Pozza dei Fanghi a Vulcano: argille termali e fumarole solfuree
Strada Comunale Vulcano Porto Vulcano Porto Lipari
A cura di: Stefano Raso | Foto di Ji-Elle, CC BY-SA 3.0 via Wikimedia Commons
Un bacino naturale di argille calde sorge a pochi passi dal mare delle Eolie, alimentato da sorgenti ipertermali e costanti emissioni gassose.
Qui, nello spazio che separa l'isola dal rilievo di Vulcanello, il suolo restituisce calore attraverso un bacino alimentato da sorgenti ipertermali e fumarole. Il sistema vulcanico spinge fluidi e gas direttamente dalle profondità verso la superficie, dove l'acqua si increspa per la risalita costante di bolle. L'anidride carbonica e l'acido solfidrico firmano l'aria con il tipico odore di uova marce delle esalazioni gassose.

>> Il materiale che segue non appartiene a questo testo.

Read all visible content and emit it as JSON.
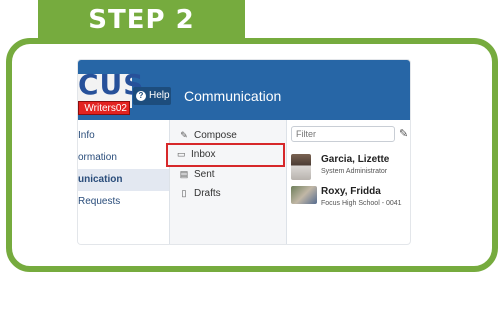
{
  "step_label": "STEP 2",
  "app": {
    "logo_text": "CUS",
    "user_badge": "Writers02",
    "help_label": "Help",
    "page_title": "Communication"
  },
  "left_nav": {
    "items": [
      {
        "label": "Info"
      },
      {
        "label": "ormation"
      },
      {
        "label": "unication",
        "active": true
      },
      {
        "label": "Requests"
      }
    ]
  },
  "comm_nav": {
    "compose": "Compose",
    "inbox": "Inbox",
    "sent": "Sent",
    "drafts": "Drafts"
  },
  "inbox": {
    "filter_placeholder": "Filter",
    "messages": [
      {
        "name": "Garcia, Lizette",
        "subtitle": "System Administrator"
      },
      {
        "name": "Roxy, Fridda",
        "subtitle": "Focus High School - 0041"
      }
    ]
  },
  "colors": {
    "step_green": "#76ab3e",
    "header_blue": "#2766a6",
    "highlight_red": "#d7282a"
  }
}
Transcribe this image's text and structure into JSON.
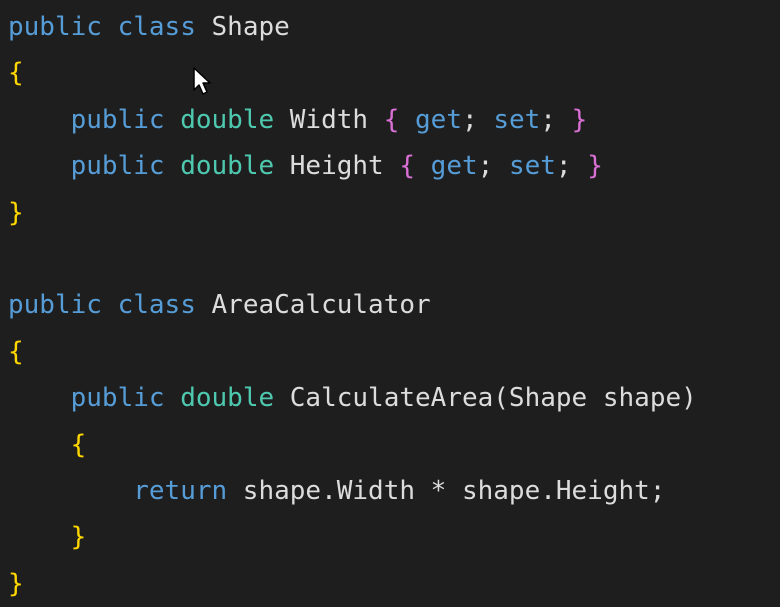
{
  "colors": {
    "background": "#1e1e1e",
    "keyword": "#569cd6",
    "type": "#4ec9b0",
    "identifier": "#dcdcdc",
    "brace_outer": "#ffd700",
    "brace_inner": "#da70d6"
  },
  "code": {
    "lines": [
      {
        "indent": "",
        "tokens": [
          {
            "t": "kw",
            "v": "public"
          },
          {
            "t": "pu",
            "v": " "
          },
          {
            "t": "kw",
            "v": "class"
          },
          {
            "t": "pu",
            "v": " "
          },
          {
            "t": "id",
            "v": "Shape"
          }
        ]
      },
      {
        "indent": "",
        "tokens": [
          {
            "t": "br",
            "v": "{"
          }
        ]
      },
      {
        "indent": "    ",
        "tokens": [
          {
            "t": "kw",
            "v": "public"
          },
          {
            "t": "pu",
            "v": " "
          },
          {
            "t": "ty",
            "v": "double"
          },
          {
            "t": "pu",
            "v": " "
          },
          {
            "t": "id",
            "v": "Width"
          },
          {
            "t": "pu",
            "v": " "
          },
          {
            "t": "br2",
            "v": "{"
          },
          {
            "t": "pu",
            "v": " "
          },
          {
            "t": "kw",
            "v": "get"
          },
          {
            "t": "pu",
            "v": "; "
          },
          {
            "t": "kw",
            "v": "set"
          },
          {
            "t": "pu",
            "v": "; "
          },
          {
            "t": "br2",
            "v": "}"
          }
        ]
      },
      {
        "indent": "    ",
        "tokens": [
          {
            "t": "kw",
            "v": "public"
          },
          {
            "t": "pu",
            "v": " "
          },
          {
            "t": "ty",
            "v": "double"
          },
          {
            "t": "pu",
            "v": " "
          },
          {
            "t": "id",
            "v": "Height"
          },
          {
            "t": "pu",
            "v": " "
          },
          {
            "t": "br2",
            "v": "{"
          },
          {
            "t": "pu",
            "v": " "
          },
          {
            "t": "kw",
            "v": "get"
          },
          {
            "t": "pu",
            "v": "; "
          },
          {
            "t": "kw",
            "v": "set"
          },
          {
            "t": "pu",
            "v": "; "
          },
          {
            "t": "br2",
            "v": "}"
          }
        ]
      },
      {
        "indent": "",
        "tokens": [
          {
            "t": "br",
            "v": "}"
          }
        ]
      },
      {
        "indent": "",
        "tokens": []
      },
      {
        "indent": "",
        "tokens": [
          {
            "t": "kw",
            "v": "public"
          },
          {
            "t": "pu",
            "v": " "
          },
          {
            "t": "kw",
            "v": "class"
          },
          {
            "t": "pu",
            "v": " "
          },
          {
            "t": "id",
            "v": "AreaCalculator"
          }
        ]
      },
      {
        "indent": "",
        "tokens": [
          {
            "t": "br",
            "v": "{"
          }
        ]
      },
      {
        "indent": "    ",
        "tokens": [
          {
            "t": "kw",
            "v": "public"
          },
          {
            "t": "pu",
            "v": " "
          },
          {
            "t": "ty",
            "v": "double"
          },
          {
            "t": "pu",
            "v": " "
          },
          {
            "t": "id",
            "v": "CalculateArea"
          },
          {
            "t": "pu",
            "v": "(Shape shape)"
          }
        ]
      },
      {
        "indent": "    ",
        "tokens": [
          {
            "t": "br",
            "v": "{"
          }
        ]
      },
      {
        "indent": "        ",
        "tokens": [
          {
            "t": "kw",
            "v": "return"
          },
          {
            "t": "pu",
            "v": " shape.Width * shape.Height;"
          }
        ]
      },
      {
        "indent": "    ",
        "tokens": [
          {
            "t": "br",
            "v": "}"
          }
        ]
      },
      {
        "indent": "",
        "tokens": [
          {
            "t": "br",
            "v": "}"
          }
        ]
      }
    ]
  },
  "cursor_icon": "mouse-pointer-icon"
}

Il fondo della pozza trattiene una consistenza fangosa e densa. Lungo i margini della vasca, lo zolfo e i minerali affiorano definendo una tavolozza di incrostazioni gialle e biancastre. Nei punti in cui i fluidi erompono dal sottosuolo, le temperature misurate oscillano tra 35 e 50 °C. Boro, potassio e sodio integrano la complessa composizione chimica del sito. Nel tratto di costa adiacente, denominato "Acque Calde", le fuoriuscite gassose risalgono dal fondale marino e alterano la temperatura del mare.

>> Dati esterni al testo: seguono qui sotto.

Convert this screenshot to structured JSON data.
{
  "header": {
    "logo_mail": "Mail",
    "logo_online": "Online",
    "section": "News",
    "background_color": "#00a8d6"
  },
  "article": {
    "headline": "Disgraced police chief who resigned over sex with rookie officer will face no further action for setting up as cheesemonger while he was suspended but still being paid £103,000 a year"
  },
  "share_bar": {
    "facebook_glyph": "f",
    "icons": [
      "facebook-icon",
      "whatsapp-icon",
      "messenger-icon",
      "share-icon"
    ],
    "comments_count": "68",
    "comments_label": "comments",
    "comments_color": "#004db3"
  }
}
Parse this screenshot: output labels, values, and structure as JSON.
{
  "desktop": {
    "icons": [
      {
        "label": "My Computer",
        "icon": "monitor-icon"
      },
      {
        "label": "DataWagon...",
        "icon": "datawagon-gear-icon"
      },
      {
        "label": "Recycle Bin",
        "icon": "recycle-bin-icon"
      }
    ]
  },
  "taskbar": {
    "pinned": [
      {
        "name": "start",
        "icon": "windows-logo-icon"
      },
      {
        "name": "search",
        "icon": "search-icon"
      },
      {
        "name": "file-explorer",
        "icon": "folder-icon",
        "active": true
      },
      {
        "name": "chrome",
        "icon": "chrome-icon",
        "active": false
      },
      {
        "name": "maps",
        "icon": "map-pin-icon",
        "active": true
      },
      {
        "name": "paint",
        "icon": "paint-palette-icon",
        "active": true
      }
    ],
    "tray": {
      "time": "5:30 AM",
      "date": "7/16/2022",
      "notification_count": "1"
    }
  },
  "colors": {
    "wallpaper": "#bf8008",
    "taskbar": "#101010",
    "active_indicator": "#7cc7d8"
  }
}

L'accesso è subordinato alle ordinanze del Comune di Lipari e al monitoraggio dell'Istituto Nazionale di Geofisica e Vulcanologia. Il sentore sulfureo aderisce alla pelle e resiste ai lavaggi per diversi giorni dopo l'immersione. In questo ambiente l'argento subisce un rapido processo di solforazione. Il contatto con i vapori minerali trasforma la superficie del metallo, che perde lucentezza e assume una colorazione scura.